Why did I feel the need to make a post, to remind myself sometime in the future about something I probably already know (but perhaps can’t remember just this moment)?

Here’s my screen:

Where is MY pulldown?

So…where IS my pulldown? I can see it in the “Attach” button, but nada on the “Send” button… I guess my tenancy has not, five months hither, been granted this glorious functionality…

Of course there’s a “gotcha”. And in a way that only Microsoft seems capable of doing, they exploit what is obviously a failure on my part, but in the most irritating way. I have NEVER used the OTHER send button. In fact, I did not even realize until today that there are multiple send buttons. I just use the one that is obvious. As encircled above. It turns out, if you look carefully, there is another at the bottom of the window.

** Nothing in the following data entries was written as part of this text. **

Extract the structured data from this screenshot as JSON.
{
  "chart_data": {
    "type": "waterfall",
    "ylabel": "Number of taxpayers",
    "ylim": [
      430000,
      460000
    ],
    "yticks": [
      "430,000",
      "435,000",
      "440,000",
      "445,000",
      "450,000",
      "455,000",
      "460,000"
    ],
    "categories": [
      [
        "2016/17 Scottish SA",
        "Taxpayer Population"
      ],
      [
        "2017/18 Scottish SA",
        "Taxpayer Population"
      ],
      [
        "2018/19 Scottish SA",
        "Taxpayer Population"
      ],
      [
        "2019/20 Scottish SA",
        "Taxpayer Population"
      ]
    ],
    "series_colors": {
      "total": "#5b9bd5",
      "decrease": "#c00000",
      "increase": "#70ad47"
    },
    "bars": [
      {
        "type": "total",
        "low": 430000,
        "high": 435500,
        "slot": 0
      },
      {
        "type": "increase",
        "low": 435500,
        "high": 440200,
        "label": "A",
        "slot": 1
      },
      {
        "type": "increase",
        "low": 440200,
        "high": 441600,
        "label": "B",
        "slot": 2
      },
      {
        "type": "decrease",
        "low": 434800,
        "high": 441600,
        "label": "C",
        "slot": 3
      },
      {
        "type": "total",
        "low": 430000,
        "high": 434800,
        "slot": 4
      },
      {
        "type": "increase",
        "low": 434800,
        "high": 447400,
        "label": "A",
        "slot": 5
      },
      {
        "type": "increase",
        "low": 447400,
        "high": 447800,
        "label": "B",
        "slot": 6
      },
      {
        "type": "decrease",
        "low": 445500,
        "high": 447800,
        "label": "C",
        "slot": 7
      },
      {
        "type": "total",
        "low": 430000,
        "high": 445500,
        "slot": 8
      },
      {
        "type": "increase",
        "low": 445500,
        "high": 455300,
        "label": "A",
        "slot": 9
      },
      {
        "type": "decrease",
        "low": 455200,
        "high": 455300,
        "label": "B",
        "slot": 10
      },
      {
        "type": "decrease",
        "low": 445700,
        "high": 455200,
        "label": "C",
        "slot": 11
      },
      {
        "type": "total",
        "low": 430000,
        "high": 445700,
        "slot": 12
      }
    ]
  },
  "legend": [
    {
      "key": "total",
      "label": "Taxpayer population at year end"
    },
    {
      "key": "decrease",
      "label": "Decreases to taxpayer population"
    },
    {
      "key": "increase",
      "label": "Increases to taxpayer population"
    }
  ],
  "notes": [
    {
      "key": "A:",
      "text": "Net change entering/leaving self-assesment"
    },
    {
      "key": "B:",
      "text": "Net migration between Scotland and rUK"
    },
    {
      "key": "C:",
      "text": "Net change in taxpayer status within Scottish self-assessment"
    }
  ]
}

Here, you will find the pulldown arrow, and can then schedule your email to send at some point in the future, whether your computer is on or not; whether you are logged in or not; whether your Lookout client is running or not. Ah. A small bit of relief in the sea of suck that is using OWA.

Thank you, Microsoft, for finally adding this feature to your bugfeature list.


This is pretty funny, and warrants more research. I cannot save this post to WordPress using a category of Microsoft with subcategory of Lookout.